Goal
To enable ranking of section topics at the section level.
Definition
Section-level topic relevance is a score that measures to what extent a given section topic helps summarize and understand the content of a given section text in a Wikipedia article.
Proposal 1
Build on top of the article-level one, computed in a cross-wiki fashion as per T314863: [SPIKE] Section topics article-level relevance score's proposal and implemented as per T314863#8208535.
This requires a large adaptation of the current logic: we need machine-learned section alignments to compute the topic frequency across Wikis.
Caveats
The following points were raised by @matthiasmullie :
- Machine-learning section alignment might still not be good enough: it is quite realistic that some of the most relevant topics for a page already appear in the leading paragraph (and will continue to be discussed intensively in other sections, where we will no longer be able to pick up on them), and it is quite realistic that this would be true for many other wikis as well - so even if we manage to accurately align sections, we may still not be able to find the topic in any of the wikis (because in all/most of them, it was already linked only once, earlier in the page)
- It’s also quite plausible that aligning sections only gets us that far. In wikis with fewer coverage/detail, we may not be able to find a matching section (because that content isn’t there, or just a minor snippet within a larger other section)
- If the above doesn’t work out, we’d have to start to figure out actual (re)occurrences of a topic within a full article. String matching likely won’t cut it, so some form of language processing may be needed - which is essentially what we intended to avoid in the first place by going with links-based topic identification.
Proposal 2
Compute the topic frequency within the same wiki, pretty much as we do with the IDF component.

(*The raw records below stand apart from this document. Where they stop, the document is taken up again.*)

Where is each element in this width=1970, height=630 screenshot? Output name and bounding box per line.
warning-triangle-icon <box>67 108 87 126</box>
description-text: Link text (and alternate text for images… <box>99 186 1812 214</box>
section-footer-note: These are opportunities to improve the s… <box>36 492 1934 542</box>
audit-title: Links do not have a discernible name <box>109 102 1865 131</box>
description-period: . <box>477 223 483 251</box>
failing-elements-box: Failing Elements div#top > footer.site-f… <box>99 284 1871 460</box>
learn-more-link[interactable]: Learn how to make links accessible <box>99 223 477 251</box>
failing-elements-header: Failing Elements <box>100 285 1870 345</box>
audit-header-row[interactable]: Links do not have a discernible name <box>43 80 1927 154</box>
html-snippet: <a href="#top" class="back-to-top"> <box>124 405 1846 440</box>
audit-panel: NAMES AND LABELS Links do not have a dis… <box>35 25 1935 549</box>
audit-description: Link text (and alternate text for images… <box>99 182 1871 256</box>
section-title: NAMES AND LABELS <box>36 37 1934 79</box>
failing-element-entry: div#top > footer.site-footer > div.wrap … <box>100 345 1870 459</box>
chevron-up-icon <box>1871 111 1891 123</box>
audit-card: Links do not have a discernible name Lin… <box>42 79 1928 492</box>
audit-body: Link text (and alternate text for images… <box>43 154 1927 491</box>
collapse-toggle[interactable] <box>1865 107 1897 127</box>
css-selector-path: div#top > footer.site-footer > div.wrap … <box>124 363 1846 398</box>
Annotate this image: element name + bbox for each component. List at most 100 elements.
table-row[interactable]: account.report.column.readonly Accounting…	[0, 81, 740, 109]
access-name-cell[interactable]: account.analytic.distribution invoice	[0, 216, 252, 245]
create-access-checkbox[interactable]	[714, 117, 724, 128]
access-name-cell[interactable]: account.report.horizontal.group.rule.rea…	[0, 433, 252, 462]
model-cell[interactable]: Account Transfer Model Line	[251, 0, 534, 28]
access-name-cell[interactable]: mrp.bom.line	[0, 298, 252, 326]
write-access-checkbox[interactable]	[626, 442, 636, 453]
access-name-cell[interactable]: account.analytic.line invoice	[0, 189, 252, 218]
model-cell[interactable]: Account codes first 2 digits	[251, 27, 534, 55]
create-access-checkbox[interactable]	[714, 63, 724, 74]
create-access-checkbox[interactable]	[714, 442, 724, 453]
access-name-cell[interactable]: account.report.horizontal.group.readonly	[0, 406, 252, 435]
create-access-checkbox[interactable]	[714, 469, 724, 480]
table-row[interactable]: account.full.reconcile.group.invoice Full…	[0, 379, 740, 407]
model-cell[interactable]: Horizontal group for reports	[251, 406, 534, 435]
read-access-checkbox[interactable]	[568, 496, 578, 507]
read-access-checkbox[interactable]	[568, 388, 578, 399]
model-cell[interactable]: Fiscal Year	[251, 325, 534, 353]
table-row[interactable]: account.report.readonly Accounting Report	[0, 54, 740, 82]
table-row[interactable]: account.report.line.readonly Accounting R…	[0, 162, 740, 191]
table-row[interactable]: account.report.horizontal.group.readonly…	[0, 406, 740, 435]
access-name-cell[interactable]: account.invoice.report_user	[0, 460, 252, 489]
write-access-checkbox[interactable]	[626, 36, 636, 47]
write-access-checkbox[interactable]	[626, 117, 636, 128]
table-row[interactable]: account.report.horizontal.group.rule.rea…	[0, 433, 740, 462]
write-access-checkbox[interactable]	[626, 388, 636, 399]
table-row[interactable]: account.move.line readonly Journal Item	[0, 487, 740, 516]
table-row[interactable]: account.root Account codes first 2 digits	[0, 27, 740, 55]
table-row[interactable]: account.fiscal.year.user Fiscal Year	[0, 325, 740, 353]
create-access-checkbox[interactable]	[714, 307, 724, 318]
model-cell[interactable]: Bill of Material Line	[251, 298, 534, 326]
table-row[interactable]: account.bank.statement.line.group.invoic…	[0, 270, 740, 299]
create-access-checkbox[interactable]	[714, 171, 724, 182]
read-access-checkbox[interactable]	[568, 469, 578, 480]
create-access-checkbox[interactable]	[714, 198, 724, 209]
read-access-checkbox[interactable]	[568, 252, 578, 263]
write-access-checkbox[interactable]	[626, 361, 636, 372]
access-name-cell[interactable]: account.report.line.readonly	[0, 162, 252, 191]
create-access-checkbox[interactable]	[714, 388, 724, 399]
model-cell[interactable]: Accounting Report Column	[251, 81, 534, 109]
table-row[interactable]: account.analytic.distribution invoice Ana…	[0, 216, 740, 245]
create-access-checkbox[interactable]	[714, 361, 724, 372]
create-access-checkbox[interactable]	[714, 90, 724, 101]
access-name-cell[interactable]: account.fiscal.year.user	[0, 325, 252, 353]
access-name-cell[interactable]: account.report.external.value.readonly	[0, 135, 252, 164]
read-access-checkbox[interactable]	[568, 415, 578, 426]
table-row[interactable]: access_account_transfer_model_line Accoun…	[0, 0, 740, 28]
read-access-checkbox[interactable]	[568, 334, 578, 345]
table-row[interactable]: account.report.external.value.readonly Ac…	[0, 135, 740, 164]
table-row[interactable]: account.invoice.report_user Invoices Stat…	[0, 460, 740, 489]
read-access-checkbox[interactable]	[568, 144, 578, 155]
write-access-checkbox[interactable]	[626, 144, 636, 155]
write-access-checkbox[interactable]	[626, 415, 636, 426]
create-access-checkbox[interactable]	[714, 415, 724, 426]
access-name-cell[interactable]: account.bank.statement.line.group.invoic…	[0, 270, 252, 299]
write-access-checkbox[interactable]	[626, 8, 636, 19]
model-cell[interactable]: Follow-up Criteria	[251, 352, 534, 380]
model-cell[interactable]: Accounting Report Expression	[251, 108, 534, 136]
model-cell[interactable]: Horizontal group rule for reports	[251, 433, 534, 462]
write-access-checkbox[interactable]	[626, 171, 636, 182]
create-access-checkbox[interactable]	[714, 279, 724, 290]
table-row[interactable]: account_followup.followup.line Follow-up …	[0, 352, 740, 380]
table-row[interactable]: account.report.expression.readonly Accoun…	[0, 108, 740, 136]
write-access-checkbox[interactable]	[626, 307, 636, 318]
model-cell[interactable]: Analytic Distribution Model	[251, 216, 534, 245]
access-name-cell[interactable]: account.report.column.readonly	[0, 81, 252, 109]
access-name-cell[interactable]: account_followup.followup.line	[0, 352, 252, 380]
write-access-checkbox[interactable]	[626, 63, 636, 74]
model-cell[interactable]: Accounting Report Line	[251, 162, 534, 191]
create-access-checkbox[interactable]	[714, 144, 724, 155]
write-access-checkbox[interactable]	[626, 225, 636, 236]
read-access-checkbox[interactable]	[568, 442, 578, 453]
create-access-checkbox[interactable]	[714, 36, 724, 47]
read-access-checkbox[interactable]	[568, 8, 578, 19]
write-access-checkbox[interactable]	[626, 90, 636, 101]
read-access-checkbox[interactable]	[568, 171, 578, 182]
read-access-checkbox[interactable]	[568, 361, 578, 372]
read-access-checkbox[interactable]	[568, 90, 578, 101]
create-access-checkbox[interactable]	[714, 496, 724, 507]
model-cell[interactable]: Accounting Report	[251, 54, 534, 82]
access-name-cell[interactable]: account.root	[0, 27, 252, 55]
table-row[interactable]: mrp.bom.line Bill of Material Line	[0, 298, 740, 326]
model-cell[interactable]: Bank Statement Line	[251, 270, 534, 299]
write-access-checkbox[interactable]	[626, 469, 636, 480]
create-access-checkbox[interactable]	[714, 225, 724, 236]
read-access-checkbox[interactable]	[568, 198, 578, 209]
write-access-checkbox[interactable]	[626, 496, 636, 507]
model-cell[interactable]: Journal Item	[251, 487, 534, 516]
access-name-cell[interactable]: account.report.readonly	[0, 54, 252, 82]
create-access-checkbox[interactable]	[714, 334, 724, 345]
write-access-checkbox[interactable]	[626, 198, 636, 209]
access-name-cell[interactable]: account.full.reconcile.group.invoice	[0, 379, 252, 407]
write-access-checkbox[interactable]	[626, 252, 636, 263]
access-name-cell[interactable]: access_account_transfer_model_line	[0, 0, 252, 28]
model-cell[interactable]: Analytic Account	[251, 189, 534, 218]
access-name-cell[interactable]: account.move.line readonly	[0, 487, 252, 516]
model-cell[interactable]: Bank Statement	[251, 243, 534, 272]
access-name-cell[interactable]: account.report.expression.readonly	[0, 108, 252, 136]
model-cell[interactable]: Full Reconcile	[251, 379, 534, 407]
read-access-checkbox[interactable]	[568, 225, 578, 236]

This requires a small adaptation of the current logic.
Caveats
The score is potentially biased.
See the following discussion with @matthiasmullie:
a “topic” is extracted based on links, which (per wiki guidelines) only appear once. As such, I wonder how reliable the frequency (never more than 1, for any topic mentioned) is
Currently a given topic may appear more than once in a given page, due to links occurring in templates, typically infoboxes. This is something that we plan to filter as per T318092: [M] Exclude certain sections from having topics in the section topics pipeline, but we may want to revert this decision.
Are we sure the guideline is actually enforced on all Wikipedias? From my manual checks on en, fr, it, pt, and es it looks so, but is that something that we can reliably check?
I doubt whether it’s enforced, but it’s certainly recommended to minimize duplicate links, so we should expect far fewer links (an expectation of max of 1) than the amount of times the topic is actually present
Acceptance Criteria
- Evaluate the two solutions - document their viability and level of effort in this ticket
- Choose which solution to move forward with
and document that in T318324- already implemented as part of this spike - Figure out how to slice a meaningful sample to be used for multiple evaluations
Update
We agreed with Research to start with proposal 2 and evaluate on the sample.
We will split the check among team members to have more eyes on data.
Outcome
We opted for proposal 2.
The main reason is that TF-IDF is a baseline score, known to work effectively for relatively long texts. It won't be magic when sections are short anyway.
Proposal 1 builds on top of proposal 2 and requires a high effort with a likely low improvement.